2016年9月15日星期四

Hypertension of Polycystic Kidney Disease (PKD)

Polycystic Kidney Disease (PKD) belongs to hereditary Kidney Disease, kind of congenital abnormality. Cysts of Polycystic Kidney Disease (PKD) are mainly caused by eccyliosis of renal parenchyma and renal structure, with different involvement of each kidney. These cysts compress surrounding healthy renal tissue, which can cause renal ischemia and anoxia as well as low renal perfusion. Then Hypertension of Polycystic Kidney Disease (PKD) happens, which means that Polycystic Kidney Disease (PKD) patients begin to suffer from Hypertension.

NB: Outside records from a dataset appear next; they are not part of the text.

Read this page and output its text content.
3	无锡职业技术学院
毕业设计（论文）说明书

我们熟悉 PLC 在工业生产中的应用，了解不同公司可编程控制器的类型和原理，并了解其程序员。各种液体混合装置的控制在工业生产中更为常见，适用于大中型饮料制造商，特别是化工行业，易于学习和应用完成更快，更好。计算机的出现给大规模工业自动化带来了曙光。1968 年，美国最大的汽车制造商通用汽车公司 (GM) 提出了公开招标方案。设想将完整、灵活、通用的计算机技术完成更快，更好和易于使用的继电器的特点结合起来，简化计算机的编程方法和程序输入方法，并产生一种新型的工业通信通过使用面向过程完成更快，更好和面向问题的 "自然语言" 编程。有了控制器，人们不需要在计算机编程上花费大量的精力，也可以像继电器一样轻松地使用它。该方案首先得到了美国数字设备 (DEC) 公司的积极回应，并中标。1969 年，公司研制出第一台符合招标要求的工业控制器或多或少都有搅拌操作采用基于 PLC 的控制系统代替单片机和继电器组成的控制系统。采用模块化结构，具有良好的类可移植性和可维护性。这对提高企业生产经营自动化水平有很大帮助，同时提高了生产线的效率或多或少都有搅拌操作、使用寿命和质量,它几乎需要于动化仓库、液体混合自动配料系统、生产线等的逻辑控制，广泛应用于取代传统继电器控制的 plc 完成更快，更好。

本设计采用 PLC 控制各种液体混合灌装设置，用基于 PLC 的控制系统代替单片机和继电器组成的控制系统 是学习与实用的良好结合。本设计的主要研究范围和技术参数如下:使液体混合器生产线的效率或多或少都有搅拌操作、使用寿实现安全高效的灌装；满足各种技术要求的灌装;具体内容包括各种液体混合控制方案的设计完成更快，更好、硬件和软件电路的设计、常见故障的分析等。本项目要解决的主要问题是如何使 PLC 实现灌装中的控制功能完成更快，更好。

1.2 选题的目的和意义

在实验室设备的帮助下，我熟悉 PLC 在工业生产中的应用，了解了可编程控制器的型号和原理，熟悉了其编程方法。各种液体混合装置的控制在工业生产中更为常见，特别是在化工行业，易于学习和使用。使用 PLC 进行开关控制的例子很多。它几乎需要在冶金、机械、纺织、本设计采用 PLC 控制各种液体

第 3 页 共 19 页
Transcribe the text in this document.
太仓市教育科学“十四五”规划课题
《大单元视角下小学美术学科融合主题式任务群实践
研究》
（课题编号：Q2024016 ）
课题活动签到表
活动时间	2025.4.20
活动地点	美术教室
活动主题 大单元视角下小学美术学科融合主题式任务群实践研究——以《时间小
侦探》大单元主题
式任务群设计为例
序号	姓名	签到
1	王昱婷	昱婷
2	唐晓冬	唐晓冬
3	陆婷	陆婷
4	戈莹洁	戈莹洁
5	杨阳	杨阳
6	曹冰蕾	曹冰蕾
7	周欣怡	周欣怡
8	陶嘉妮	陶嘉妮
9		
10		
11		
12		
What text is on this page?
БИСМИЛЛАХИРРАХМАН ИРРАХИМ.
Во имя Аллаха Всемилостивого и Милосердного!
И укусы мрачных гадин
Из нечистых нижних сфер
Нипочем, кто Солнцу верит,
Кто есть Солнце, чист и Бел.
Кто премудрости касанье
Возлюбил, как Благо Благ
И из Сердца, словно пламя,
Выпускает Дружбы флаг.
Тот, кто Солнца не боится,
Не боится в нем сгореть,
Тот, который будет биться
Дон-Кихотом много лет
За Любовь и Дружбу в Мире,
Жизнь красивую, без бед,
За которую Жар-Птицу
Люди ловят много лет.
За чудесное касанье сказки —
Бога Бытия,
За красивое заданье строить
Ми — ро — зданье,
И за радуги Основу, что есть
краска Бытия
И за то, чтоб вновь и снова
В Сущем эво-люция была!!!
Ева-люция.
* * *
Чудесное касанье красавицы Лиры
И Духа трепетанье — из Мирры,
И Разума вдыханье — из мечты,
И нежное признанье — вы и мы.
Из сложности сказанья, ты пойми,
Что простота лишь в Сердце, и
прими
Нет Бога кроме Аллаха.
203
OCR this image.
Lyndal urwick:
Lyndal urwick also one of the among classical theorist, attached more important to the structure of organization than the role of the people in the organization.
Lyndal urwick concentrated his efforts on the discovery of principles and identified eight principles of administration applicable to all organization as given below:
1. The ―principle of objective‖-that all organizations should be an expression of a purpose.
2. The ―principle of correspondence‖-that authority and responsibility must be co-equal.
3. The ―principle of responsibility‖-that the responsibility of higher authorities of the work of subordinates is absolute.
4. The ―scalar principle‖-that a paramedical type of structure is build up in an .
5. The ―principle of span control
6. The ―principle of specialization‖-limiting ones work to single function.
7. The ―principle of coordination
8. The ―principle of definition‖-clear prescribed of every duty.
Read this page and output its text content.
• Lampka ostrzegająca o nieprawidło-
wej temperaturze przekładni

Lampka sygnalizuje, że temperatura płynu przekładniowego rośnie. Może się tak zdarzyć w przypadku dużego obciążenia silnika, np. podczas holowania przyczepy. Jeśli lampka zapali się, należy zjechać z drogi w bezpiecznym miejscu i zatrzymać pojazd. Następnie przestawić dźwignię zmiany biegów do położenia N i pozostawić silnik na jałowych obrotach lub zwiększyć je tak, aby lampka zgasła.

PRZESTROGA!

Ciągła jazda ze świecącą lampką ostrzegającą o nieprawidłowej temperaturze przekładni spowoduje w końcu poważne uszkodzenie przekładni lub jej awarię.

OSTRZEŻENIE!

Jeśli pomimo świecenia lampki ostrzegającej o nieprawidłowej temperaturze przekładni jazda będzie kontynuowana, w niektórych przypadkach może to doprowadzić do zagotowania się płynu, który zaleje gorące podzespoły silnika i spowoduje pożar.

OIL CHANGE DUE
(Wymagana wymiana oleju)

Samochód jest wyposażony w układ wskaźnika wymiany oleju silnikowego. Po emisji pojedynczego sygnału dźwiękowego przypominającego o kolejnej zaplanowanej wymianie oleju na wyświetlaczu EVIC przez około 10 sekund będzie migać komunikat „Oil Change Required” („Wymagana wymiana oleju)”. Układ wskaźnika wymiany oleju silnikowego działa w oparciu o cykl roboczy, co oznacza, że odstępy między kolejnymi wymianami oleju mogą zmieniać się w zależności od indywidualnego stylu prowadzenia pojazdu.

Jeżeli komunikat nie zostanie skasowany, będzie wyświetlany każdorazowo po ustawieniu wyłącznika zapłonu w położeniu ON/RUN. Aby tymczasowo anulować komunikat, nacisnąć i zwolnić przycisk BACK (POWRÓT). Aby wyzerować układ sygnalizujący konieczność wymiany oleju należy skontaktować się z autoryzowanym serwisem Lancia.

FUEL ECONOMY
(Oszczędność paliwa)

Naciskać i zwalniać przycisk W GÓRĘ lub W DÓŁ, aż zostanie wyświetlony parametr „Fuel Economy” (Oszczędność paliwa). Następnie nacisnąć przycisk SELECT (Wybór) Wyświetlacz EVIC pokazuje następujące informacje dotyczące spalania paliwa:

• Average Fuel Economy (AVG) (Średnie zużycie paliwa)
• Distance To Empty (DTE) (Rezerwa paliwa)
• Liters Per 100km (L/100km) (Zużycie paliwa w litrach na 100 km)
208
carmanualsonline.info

Through observation, many grapelike cysts with different sizes spread over the whole renal tissue, and the volume of cysts is much larger than the volume of renal parenchyma. Kidney enlarges obviously and light yellow liquid can be found in cyst at kidney section. Due to internal bleeding, liquid color may be red or brown, contenting tiny protein, chloride, cholesterin and light urea. Cysts may be open to each other, but isolated with renal pelvis. Cystic pressure on renal tissue can cause renal tubule atrophy and sclerosis, damage glomerulus and renal function. Besides, these cysts also compress kidney blood vessels, reducing local blood flow. Therefore, there will be a high concentration of angiotensin with shrunk blood vessel, leading to Hypertension. In some degree, it is a vicious circle between Hypertension and renal function injury.


Based on the above, generally, once Polycystic Kidney Disease (PKD) patients get Hypertension, it means that renal function is about to decline or has already been damaged. For this reason, patients should pay more attention on controlling Hypertension.